C’è sempre spazio, desiderio e ragione per la passione di Michele Castelluccia, noto come la “Chitarra nel Gargano”. Questo soprannome gli è stato dato proprio per la chitarra, sua anima e compagna, che con la musica quest’anno tocca la soglia dei cinquant’anni di carriera, tra band, concerti e repertori di livello.

Il prossimo 13 Agosto Michele Castelluccia festeggerà questo evento con un grandioso concerto in piazza ad Ischitella, assieme a molte sorprese legate alla sua storia ed esperienza musicale.

Ripercorriamo adesso i momenti principali della sua carriera, in un racconto narrato dallo stesso protagonista, che ha visto glorificare in tutti questi anni diverse band storiche di Ischitella e non solo.

Michele Castelluccia durante il nostro servizio

I maestri Bonomi e Contursi (1969-1972)

“Tra gli anni ’60 e ’70 ad Ischitella c’erano molti musicisti, e questi principalmente svolgevano l’attività del barbiere. In ogni angolo del paese si sentiva sempre suonare” ci racconta Michele. Tra questi barbieri vi erano Attilio Bonomi e Tommaso Contursi, conosciuti da tutta la popolazione come validi musicisti.

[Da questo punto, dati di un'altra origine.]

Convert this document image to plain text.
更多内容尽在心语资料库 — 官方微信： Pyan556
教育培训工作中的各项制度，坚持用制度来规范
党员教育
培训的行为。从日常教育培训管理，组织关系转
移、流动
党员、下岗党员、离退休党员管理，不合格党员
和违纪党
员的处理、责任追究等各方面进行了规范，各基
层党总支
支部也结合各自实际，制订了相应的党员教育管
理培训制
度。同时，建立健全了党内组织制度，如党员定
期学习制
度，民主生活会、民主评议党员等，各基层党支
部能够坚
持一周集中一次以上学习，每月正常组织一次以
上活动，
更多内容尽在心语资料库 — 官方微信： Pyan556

Attilio Bonomi, musicista di fisarmonica e chitarra, iniziò ed insegnò a Michele questa nobile arte dal 1969 al 1970. “Sono stato suo allievo prodigio, perché mi dava le lezioni e mi diceva – quando hai imparato la lezione torna subito qua e te ne dico un’altra – Io dopo tre ore tornavo da lui. Le prime cose che ho fatto, il primo brano che ho suonato con Attilio, è stato “La Casa del Sole” ricorda Michele.

Il maestro successivo fu Tommaso Contursi, suonatore di fisarmonica, chitarra e mandolino, suo insegnante dal 1970 al 1972. Con Contursi, detto “Sisino”, ha perfezionato la sua capacità musicale, sondando la tecnica della chitarra attraverso tre brani definiti dal suo insegnante come “la triade”: Guitar Boogie, Tico Tico e il Delicado.

Gli Angeli degli Abissi (1969)

La sua prima band dal nome tipico di quell’epoca “Gli Angeli degli Abissi” vede nella sua formazione diversi personaggi musicali di Ischitella. Il gruppo era formato inizialmente dal batterista Emilio Mazzaro, Nino Visicchio, Michele Castelluccia e Matteo Carbonella che suonavano la chitarra, Lazzaro Caputo suonava l’organo. C’erano molti cantati, quali Veronica Berthoud, Antonietta Maiorano, il fratello Giuliano, Michele Falco, Filomena Salvatore e tanti altri. Il presentatore era Mimmo Visicchio che all’epoca lavorava all’ufficio postale.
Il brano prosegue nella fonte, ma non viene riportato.